Venice is Monitoring Tourists’ Movements Via Their Own Mobile Phones
During its bustling carnival period, running from February 8 through 25, officials in Venice have begun using signals off the mobile phones of people passing through the city to gain insight into visitor volume in certain densely packed areas.
According to Lonely Planet, tourism councilor Paola Mar stated that local authorities had deemed it necessary to accurately monitor the flow of visitors to Venice, which struggles daily with throngs of tourists that cause overcrowding.
The historic UNESCO World Heritage city is among the world’s most visited and has been struggling for some years to handle the plague of overtourism that threatens to swallow it. Roughly 30 million tourists descend upon Venice annually, translating to 60,000 visitors each day, as compared to the 55,000 locals who still reside in its historic center.
34 cameras have been installed along some of the city’s busiest streets to detect passersby, supposedly with the ability to distinguish children from adults and without monitoring people’s faces.
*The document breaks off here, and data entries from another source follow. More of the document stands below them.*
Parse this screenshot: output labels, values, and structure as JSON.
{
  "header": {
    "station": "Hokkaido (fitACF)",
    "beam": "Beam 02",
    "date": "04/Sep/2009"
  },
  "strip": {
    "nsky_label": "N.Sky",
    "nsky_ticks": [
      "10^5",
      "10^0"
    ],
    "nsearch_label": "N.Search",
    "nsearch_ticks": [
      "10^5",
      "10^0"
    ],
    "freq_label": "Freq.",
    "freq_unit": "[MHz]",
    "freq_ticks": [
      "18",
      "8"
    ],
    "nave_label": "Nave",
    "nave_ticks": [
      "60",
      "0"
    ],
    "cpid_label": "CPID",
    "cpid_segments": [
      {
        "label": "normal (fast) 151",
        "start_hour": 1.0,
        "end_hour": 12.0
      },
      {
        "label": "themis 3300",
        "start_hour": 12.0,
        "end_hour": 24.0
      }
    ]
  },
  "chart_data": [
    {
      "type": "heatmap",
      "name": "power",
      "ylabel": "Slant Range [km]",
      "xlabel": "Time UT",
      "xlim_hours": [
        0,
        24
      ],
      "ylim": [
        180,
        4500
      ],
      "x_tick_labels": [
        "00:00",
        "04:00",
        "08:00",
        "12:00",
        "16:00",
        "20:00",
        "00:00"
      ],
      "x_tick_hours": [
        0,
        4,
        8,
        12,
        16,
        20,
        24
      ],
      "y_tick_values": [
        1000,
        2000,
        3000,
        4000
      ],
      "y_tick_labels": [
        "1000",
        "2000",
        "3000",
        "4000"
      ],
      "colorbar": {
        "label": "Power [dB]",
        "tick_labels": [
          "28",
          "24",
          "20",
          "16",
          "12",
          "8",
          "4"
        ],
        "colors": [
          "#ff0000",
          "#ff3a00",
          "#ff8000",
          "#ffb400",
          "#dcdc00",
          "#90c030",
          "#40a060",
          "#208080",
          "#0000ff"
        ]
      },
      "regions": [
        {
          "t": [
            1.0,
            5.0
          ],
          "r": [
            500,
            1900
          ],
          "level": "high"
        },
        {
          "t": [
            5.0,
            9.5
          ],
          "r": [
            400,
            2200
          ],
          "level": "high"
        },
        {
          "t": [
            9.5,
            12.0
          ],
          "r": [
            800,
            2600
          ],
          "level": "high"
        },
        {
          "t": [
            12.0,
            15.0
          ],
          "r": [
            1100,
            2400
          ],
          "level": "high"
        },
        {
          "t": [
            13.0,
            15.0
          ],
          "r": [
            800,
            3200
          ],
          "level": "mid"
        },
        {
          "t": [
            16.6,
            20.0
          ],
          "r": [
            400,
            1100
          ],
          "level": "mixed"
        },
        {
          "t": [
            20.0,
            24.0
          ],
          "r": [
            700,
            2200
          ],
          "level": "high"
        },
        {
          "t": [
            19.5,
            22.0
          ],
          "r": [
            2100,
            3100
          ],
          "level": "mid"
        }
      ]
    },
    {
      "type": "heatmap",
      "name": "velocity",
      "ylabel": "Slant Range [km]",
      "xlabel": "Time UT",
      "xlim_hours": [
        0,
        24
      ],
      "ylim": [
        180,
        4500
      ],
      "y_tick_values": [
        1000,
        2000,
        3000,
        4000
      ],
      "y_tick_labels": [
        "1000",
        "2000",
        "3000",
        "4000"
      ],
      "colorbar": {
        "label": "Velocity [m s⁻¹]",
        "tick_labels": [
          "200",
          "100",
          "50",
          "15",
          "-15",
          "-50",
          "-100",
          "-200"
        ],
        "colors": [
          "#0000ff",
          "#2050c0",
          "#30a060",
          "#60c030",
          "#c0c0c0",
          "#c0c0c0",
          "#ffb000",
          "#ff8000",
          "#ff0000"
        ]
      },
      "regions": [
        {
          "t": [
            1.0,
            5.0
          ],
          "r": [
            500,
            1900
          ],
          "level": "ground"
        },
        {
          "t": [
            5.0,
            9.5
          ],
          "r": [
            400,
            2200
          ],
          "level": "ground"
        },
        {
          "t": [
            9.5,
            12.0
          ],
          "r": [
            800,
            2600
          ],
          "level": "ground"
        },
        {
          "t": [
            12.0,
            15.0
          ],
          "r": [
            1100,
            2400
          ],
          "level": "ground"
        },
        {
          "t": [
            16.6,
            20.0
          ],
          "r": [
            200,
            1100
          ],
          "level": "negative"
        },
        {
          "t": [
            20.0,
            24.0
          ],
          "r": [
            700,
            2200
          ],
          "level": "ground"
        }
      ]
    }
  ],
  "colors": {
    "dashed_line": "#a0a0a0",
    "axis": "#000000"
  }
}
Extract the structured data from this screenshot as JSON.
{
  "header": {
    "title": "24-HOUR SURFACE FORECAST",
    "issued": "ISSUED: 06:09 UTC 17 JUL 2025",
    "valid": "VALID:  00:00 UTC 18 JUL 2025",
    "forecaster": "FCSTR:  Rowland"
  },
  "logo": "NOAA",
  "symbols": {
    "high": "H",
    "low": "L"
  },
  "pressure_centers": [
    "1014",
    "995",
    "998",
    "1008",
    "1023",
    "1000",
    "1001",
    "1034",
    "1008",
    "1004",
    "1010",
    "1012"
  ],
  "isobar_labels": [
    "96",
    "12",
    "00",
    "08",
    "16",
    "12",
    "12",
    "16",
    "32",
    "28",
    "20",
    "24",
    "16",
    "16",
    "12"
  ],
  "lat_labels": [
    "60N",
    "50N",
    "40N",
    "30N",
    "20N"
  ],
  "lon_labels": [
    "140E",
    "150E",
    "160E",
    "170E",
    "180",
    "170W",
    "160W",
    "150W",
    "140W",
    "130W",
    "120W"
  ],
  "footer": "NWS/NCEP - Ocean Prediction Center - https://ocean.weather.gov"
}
Special sensors are said to have the ability to intercept mobile phone data that indicates where the devices’ owners originate from and the duration of their stays in Venice. City officials said that all of this is being carried out “in absolute respect for privacy” and in order to form a clearer picture as to the numbers of people passing through each area.
Addressing the local media, Mar explained how the tracking system, using Wi-Fi, cameras and sensors, will transmit data to a control room every .25 seconds. She said that it will eventually allow analysts to, “predict at what time pedestrians will arrive at a certain critical point and divert them to another area in advance, so as not to clog or block pedestrian traffic.”
This new measure, which has apparently been in the works for a while now, is only the latest of several policies Venice is implementing in an attempt to curb the sheer volume of visitors that overwhelms the city, its infrastructure and the locals.
The Italian government began rerouting giant cruise ships to ports closer to the mainland as part of a plan to gradually ban cruise ships from entering the Grand Canal after a cruise liner smashed into a Venetian dock and river-cruise ship last year.
There’s also a new measure scheduled to take effect on July 1, 2020, which places a tax on day-trippers to the City of Canals, a fee that’s entirely separate from the overnight tax that those staying in hotels pay as part of their accommodations rates.